Teenage girls are becoming involved in dangerous games of competitive dieting thanks to the proliferation of pro-anorexia websites.
Between 400 and 500 websites promoting anorexia and related eating disorders, which are visited by thousands of young girls each day, have been identified in the first review to quantify the phenomenon.
They tell people how to stay thin, promoting diets of 400-500 calories a day (compared with a recommended 2,000 for women and 2,500 for men), backed by coffee, cigarettes and diet pills.
They encourage “starving for perfection” featuring pictures of celebrities such as Keira Knightley and Victoria Beckham and advocate “thinspiration” backed by images of thin bodies.
In one year, more than 500,000 people visited the sites, according to one study, and a 2011 EU survey found that more than one in five 6 to 11-year-olds had been exposed to one or more sites with “harmful content”.

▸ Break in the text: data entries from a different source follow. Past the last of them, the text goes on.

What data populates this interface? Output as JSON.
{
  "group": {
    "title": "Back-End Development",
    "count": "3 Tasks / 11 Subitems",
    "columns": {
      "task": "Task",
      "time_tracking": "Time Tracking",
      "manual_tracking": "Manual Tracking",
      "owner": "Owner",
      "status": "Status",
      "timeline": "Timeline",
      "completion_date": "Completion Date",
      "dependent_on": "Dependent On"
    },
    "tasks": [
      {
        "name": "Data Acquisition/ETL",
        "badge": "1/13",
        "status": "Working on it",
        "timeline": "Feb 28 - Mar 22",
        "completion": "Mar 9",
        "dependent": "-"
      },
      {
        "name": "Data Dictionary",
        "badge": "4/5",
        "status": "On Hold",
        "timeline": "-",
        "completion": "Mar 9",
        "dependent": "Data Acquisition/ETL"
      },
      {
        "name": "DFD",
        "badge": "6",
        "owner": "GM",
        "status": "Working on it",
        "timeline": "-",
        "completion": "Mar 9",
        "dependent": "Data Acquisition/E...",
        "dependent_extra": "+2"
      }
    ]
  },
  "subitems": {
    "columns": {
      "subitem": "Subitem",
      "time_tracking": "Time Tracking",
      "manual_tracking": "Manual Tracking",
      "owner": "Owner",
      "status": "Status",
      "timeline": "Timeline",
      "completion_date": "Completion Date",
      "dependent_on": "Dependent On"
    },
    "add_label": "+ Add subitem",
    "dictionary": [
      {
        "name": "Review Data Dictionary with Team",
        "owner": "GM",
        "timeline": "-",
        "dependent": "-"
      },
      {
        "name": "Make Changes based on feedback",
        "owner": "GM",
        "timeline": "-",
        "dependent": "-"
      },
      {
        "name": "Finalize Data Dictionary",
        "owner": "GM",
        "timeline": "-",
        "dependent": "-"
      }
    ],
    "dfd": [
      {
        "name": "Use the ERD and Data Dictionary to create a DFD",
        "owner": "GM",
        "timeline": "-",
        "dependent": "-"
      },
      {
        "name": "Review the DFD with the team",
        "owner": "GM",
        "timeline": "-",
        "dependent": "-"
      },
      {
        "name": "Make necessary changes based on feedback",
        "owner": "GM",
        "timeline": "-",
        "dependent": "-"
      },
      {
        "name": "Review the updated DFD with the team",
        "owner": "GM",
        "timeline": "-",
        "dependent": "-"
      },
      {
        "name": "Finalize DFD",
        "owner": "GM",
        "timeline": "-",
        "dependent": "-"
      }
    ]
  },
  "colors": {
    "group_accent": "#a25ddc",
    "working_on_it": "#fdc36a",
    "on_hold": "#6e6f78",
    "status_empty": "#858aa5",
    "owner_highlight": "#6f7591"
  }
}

Dr Emma Bond, senior lecturer in childhood and youth studies at the University Campus Suffolk, Ipswich, who carried out the review, said the sites were set up by individuals with eating disorders who in some cases generated a following of almost religious intensity. There was no evidence of commercial involvement.
“It starts with an individual who wants to share their experience and as they get a following they set themselves up as almost Goddess-like,” she said. “When I started this research last January I came across a website set up by a girl who was disgusted with herself because she had put on a few pounds at Christmas. She planned to fast for three days and regain control.
“In under two hours, she had 36 followers saying things like ‘You’re wonderful, you’re an inspiration to me, I’m only fasting because of you’.”